A Question:

I would like to build a web browser interface that has capabilities like a spreadsheet.

At the same time, would like to use a tool like OpenROAD from Ingres/CA to do this.

It seems that XUL is the way to go but the entire Mozilla thing is unstable.

Perhaphs [there are] other alternatives ?

There are always alternatives. There are four processing locations in the architecture you're describing:

  1. On the desktop via a separate application or component that a user downloads. For example, in Windows, an ActiveX control can lodge on the desktop, interact with Excel (if present) and be a spreadsheet, not spreadsheet-like.
  2. In the browser as a Java applet. Some other plugins are possible, also. For non-Java plugins, the users must download and install the plugin, then your application will be handled by the plugin. For instance, the Tcl plugin can do this by creating a Tk interface from the plugin.
  3. In the browser as a complex form with Javascript programming to handle all of the spreadsheet-like capabilities. This implies a lot of Javascript and little persistence.
  4. In the web server as a complex form.
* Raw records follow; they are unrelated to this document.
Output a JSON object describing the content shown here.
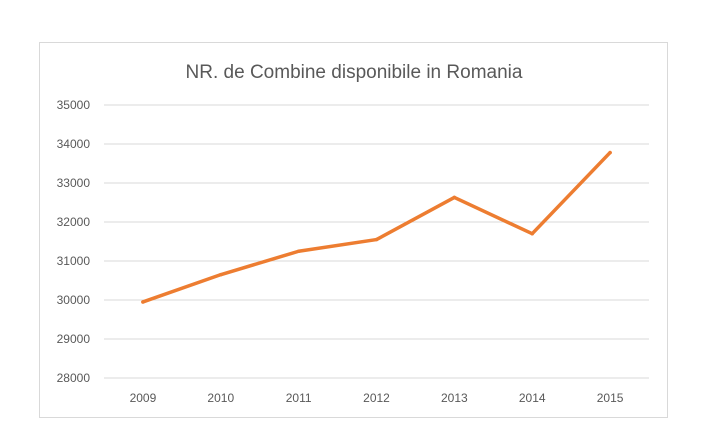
{
  "chart_data": {
    "type": "line",
    "title": "NR. de Combine disponibile in Romania",
    "xlabel": "",
    "ylabel": "",
    "categories": [
      "2009",
      "2010",
      "2011",
      "2012",
      "2013",
      "2014",
      "2015"
    ],
    "series": [
      {
        "values": [
          29950,
          30650,
          31250,
          31550,
          32630,
          31700,
          33780
        ]
      }
    ],
    "ylim": [
      28000,
      35000
    ],
    "yticks": [
      "28000",
      "29000",
      "30000",
      "31000",
      "32000",
      "33000",
      "34000",
      "35000"
    ],
    "grid": true,
    "legend": "none",
    "colors": {
      "line": "#ed7d31",
      "grid": "#d9d9d9",
      "text": "#595959"
    }
  }
}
Each interaction will take a while, since it will all be done by the web server, but every step is now persistent.

None of these depend on Mozilla's XUL.

The issue, BTW, is not the stability of Mozilla -- it is a better-engineered piece of software than most. The issue is the adoption of XUL; if Explorer doesn't adopt it, then it will languish in a nook somewhere with all the other great ideas that never took off.